If the lens is fully stopped down, as it might be for a sunny day and a fast film - say at f/16, then there isn't going to be much depth of field to talk about - most everything that's in the frame will be in focus. On the other hand, with the lens fully open, at maybe f/2 or f/2.8 there is going to be a lot of the frame out of focus. The faster the lens, the shallower the depth of field will be at full aperture. With luck your subject will be in focus (assuming that's what you want and that's not always the case - right?!) and the background out-of-focus.

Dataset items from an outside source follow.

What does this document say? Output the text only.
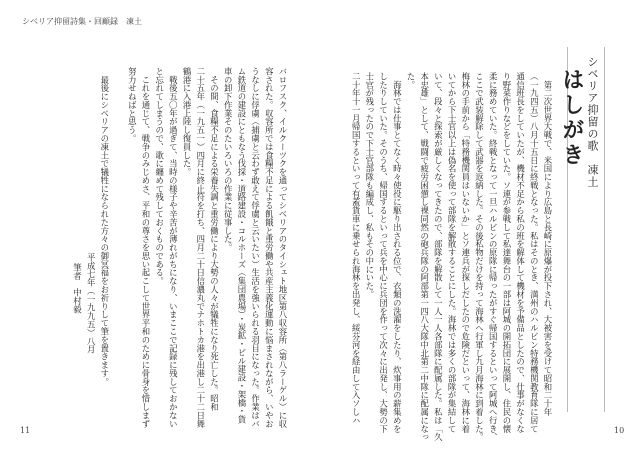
シベリア抑留詩集・回顧録　凍土
シベリア抑留の歌　凍土
はしがき
　第二次世界大戦で、米国により広島と長崎に原爆が投下され、大被害を受けて昭和二十年
（一九四五）八月十五日に終戦となった。私はそのとき、満州のハルビン特務機関教育隊に居て
通信班長をしていたが、機材不足から私の班を解体して機材を予備品としたので、仕事がなくな
り野菜作りなどをしていた。ソ連が参戦して私達舞台の一部は阿城の開拓団に展開し、住民の懐
柔に務めていた。終戦となって一旦ハルビンの原隊に帰ったがすぐ帰国するといって阿城へ行き、
ここで武装解除して武器を返納した。その後私物だけを持って海林へ行軍し九月海林に到着した。
梅林の手前から「特務機関員はいないか」とソ連兵が探しだしたので危険だといって、海林に着
いてから下士官以上は偽名を使って部隊を解散することにした。海林では多くの部隊が集結して
いて、段々と探索が厳しくなってきたので、部隊を解散して一人一人各部隊に配属した。私は「久
本忠雄」として、戦闘で疲労困憊し裸同然の砲兵隊の阿部第一四八大隊中北第二中隊に配属になっ
た。
　海林では仕事とてなく時々使役に駆り出される位で、衣類の洗濯をしたり、炊事用の薪集めを
したりしていた。そのうち、帰国するといって兵を中心に兵団を作って次々に出発し、大勢の下
士官が残ったので下士官部隊も編成し、私もその中にいた。
二十年十一月帰国するといって有蓋貨車に乗せられ海林を出発し、綏芬河を経由して入ソしハ
バロフスク、イルクーツクを通ってシベリアのタイシェト地区第八収容所（第八ラーゲル）に収
容された。収容所では食糧不足による飢餓と重労働や共産主義化運動に悩まされながら、いやお
うなしに俘虜（捕虜と云わず敢えて俘虜と云いたい）生活を強いられる羽目になった。作業はバ
ム鉄道の建設にともなう伐採・道路建設・コルホーズ（集団農場）・炭鉱・ビル建設・架橋・貨
車の卸下作業そのたいろいろの作業に従事した。
　その間、食糧不足による栄養失調と重労働により大勢の人々が犠牲になり死亡した。昭和
二十五年（一九五一）四月に終止符を打ち、四月二十日信濃丸でナホトカ港を出港し二十二日舞
鶴港に入港上陸し復員した。
　戦後五〇年が過ぎて、当時の様子や辛苦が薄れがちになり、いまここで記録に残しておかない
と忘れてしまうので、歌に纏めて残しておくものである。
　これを通じて、戦争のみじめさ、平和の尊さを思い起こして世界平和のために骨身を惜しまず
努力せねばと思う。

　最後にシベリアの凍土で犠牲になられた方々の御冥福をお祈りして筆を置きます。
平成七年（一九九五）八月
筆者　中村毅
11	10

Because different lenses behave differently, lots of photographer-type dudes and dudettes just love to try different lenses and see how they render those out-of-focus areas. In this post you can see some interesting bokeh in black and white. Here area couple of colour shots for your interest - both with shallow depth of field and a blurry backgrounds:
|Interesting background rendering|
What about this one?
|Cabbage white butterfly on thistle|
I'm not sure 'bokeh' can either be judged as 'good' or 'bad' - just different. Some might say if the background detracts too much from the subject - with either good bokeh or bad bokeh - then that's a Bad Thing. I think that the photograph is what it is - in the above snaps there is a definite subject (in focus) and a background (out-of-focus) and the viewer is aware of both elements of the photograph. If the photographer wanted, he/she could have cropped in real close to remove any background - so it's there for a reason.
I like the way different lenses render scenes differently, in a similar way to how different film/developer combinations behave. It all adds to the richness of photography.